Belgian coalition talks collapse as national crisis deepens
BRUSSELS (AFP) — Marathon talks to form a coalition government in Belgium collapsed on Saturday as would-be prime minister Yves Leterme admitted defeat in his attempts to forge an alliance.
Leterme told King Albert II he was throwing in the towel after almost six months of fruitless talks with potential coalition partners from the Dutch-speaking Flemish region of northern Belgium and the poorer francophone south of Wallonia.
The king swiftly accepted his resignation as formal government "formateur" thereby launching speculation as to who he would appoint in his place and plunging the country deeper into crisis.
Leterme had given up the task once before since the June 10 general election put his party in pole position to form a Christian-liberal coalition, involving two parties from each side of the linguistic divide.
"The last weeks and months I have done all I can to bring this task to a successful conclusion," Leterme, the Flemish Christian Democrat leader, said in the parliament building after throwing in the towel.

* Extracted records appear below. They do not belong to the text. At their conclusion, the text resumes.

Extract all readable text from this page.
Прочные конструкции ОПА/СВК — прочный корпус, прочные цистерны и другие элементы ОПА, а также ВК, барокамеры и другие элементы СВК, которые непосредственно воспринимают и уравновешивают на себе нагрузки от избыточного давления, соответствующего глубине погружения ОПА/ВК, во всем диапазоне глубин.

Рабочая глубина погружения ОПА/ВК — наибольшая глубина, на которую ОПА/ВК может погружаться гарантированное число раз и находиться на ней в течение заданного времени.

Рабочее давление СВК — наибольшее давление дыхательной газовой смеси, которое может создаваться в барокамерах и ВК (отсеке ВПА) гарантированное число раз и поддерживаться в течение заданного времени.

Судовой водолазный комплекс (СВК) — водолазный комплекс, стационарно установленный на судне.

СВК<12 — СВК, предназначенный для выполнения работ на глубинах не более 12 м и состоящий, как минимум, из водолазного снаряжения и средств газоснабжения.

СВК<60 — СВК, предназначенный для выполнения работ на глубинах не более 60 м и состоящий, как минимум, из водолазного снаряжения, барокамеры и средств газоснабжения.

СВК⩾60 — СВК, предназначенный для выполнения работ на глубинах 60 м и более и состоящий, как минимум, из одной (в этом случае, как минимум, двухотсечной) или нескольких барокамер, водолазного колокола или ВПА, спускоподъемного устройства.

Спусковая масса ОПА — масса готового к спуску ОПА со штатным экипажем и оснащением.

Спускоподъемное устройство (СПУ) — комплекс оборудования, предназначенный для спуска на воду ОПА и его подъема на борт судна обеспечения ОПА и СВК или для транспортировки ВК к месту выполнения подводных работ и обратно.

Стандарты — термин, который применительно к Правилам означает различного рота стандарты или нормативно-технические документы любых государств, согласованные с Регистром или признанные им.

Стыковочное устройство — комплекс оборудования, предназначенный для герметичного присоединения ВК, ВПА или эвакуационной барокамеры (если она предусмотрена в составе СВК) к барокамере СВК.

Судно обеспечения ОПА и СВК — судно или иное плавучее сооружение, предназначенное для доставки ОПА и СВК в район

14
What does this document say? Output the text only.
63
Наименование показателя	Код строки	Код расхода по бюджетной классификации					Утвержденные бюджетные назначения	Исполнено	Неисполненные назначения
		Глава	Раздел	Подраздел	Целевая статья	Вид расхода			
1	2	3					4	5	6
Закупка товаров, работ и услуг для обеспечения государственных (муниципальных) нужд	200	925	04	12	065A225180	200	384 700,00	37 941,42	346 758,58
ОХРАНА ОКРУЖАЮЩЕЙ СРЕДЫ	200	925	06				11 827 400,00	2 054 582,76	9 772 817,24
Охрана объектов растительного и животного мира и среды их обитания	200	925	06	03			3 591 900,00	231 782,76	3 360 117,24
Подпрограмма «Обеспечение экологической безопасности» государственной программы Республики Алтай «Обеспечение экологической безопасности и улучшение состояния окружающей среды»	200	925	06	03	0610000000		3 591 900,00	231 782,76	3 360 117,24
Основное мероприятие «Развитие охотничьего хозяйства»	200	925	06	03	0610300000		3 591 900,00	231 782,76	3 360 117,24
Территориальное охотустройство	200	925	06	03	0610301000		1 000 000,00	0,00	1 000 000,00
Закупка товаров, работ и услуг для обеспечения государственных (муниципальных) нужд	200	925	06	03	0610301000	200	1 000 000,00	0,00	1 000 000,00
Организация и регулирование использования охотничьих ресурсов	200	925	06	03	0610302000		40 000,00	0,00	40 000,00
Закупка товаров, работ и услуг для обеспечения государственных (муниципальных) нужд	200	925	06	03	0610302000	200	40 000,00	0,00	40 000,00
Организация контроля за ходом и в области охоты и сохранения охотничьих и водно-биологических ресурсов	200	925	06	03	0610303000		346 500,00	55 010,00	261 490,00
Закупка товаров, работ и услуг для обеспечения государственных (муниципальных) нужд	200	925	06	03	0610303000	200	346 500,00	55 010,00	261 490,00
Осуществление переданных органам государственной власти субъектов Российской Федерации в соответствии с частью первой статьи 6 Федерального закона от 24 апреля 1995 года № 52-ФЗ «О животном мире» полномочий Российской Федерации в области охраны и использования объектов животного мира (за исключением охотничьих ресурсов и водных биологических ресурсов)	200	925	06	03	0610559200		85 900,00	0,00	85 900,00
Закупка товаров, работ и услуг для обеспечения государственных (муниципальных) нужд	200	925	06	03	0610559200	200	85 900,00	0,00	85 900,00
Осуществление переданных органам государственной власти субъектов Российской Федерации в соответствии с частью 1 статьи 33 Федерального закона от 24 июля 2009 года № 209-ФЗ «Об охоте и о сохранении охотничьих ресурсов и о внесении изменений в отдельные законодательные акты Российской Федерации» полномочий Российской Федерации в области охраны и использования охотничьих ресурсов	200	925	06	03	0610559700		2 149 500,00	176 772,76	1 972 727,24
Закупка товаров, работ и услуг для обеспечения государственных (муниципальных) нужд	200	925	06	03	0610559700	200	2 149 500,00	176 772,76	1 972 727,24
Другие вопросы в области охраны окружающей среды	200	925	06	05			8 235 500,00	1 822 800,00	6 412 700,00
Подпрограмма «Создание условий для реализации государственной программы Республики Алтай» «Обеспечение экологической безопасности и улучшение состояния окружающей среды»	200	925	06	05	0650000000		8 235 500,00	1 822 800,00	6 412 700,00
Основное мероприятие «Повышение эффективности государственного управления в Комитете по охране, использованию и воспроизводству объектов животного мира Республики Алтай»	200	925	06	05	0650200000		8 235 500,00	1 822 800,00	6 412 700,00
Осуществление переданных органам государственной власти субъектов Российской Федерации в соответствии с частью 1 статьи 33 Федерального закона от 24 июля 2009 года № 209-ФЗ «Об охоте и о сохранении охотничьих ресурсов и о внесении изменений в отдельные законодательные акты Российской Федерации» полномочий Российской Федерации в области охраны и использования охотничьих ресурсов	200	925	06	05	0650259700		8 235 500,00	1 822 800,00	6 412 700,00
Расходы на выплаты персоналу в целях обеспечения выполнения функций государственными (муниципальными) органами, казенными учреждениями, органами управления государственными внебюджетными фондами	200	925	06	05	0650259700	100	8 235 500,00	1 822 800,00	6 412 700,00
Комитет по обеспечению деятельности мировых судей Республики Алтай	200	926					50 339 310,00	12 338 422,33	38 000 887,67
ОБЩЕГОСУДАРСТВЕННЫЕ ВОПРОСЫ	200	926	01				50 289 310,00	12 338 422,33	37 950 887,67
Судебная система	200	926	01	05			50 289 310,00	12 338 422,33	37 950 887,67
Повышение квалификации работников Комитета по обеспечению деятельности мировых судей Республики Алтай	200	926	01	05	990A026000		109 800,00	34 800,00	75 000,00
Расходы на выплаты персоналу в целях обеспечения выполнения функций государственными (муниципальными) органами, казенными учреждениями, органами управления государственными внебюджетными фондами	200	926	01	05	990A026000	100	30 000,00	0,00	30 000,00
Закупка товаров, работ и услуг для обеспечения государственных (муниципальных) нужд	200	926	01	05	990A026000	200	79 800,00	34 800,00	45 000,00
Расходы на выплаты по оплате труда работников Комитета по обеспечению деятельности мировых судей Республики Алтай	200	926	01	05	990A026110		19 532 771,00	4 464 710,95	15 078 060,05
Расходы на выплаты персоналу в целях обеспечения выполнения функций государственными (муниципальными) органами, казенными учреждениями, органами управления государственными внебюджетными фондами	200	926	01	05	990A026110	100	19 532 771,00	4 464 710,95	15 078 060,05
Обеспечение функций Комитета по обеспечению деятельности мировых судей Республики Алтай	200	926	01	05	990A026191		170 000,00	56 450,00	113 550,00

"Unfortunately that has not been possible. Our country needs a stable government and reforms that will permit it to tackle its problems head on."
He added that he had been aware, when he had first accepted the task of forming a government, "that I was taking a political as well as a personal risk".
He remained available to work towards a solution to the political impasse, he said.
Later his party added to the political uncertainty by saying it would not enter a government without Leterme as prime minister.
The king later received a visit from Prime Minister Guy Verhofstadt, whose pre-election administration has been taking care of day-to-day business during the political impasse.
Verhofstadt's spokesman said late Saturday that he had not been given any specific mission following Leterme's decision.
The deadlocked coalition talks have meant Belgium has so far spent 174 days without a new national government, a record even in a country so divided that no political party fields candidates nationwide.
The heart of the problem is that the Flemish majority wants more power devolved to its own region, a move the poorer Walloons in the south fear would mean they lose out politically and financially.
In a short statement, the royal palace announced that King Albert "had an audience in the early afternoon with Mr. Yves Leterme. Mr. Leterme asked to be discharged of his mission. The king has accepted his request."
The move came after Leterme issued an ultimatum to the four parties to agree to three key points by Saturday morning.
When one of the francophone parties refused to endorse his proposals on state reform, that proved the last straw for Leterme.
"It's not just a government crisis, it's a national crisis affecting the state's structure, and who can say, its very existence, " one francophone MP said.
A spokesman for the far-right Vlaams Belang party, not involved in the coalition talks, said Leterme's failure to form a government demonstrated that a federal administration was no longer possible.
"I think this has proven that you can't form a government that represents the interests of both the north and south of the country.
"You don't need to be a separatist to realise that," said Senator Joris Van Hauthem, the head of the independentist party's Senate group.
So far no credible alternative to Leterme has been identified and his departure will only stoke the existing fears, and hopes in some quarters, that the country could eventually split in two.
As the feuding parties bickered over who was to blame for the collapse of the coalition talks, some commentators pointed to francophone liberal leader Didier Reynders, head of the biggest party in Wallonia, as a logical choice to pick up the reins as "formateur".
However Belgium has not had a francophone prime minister since the 1970s.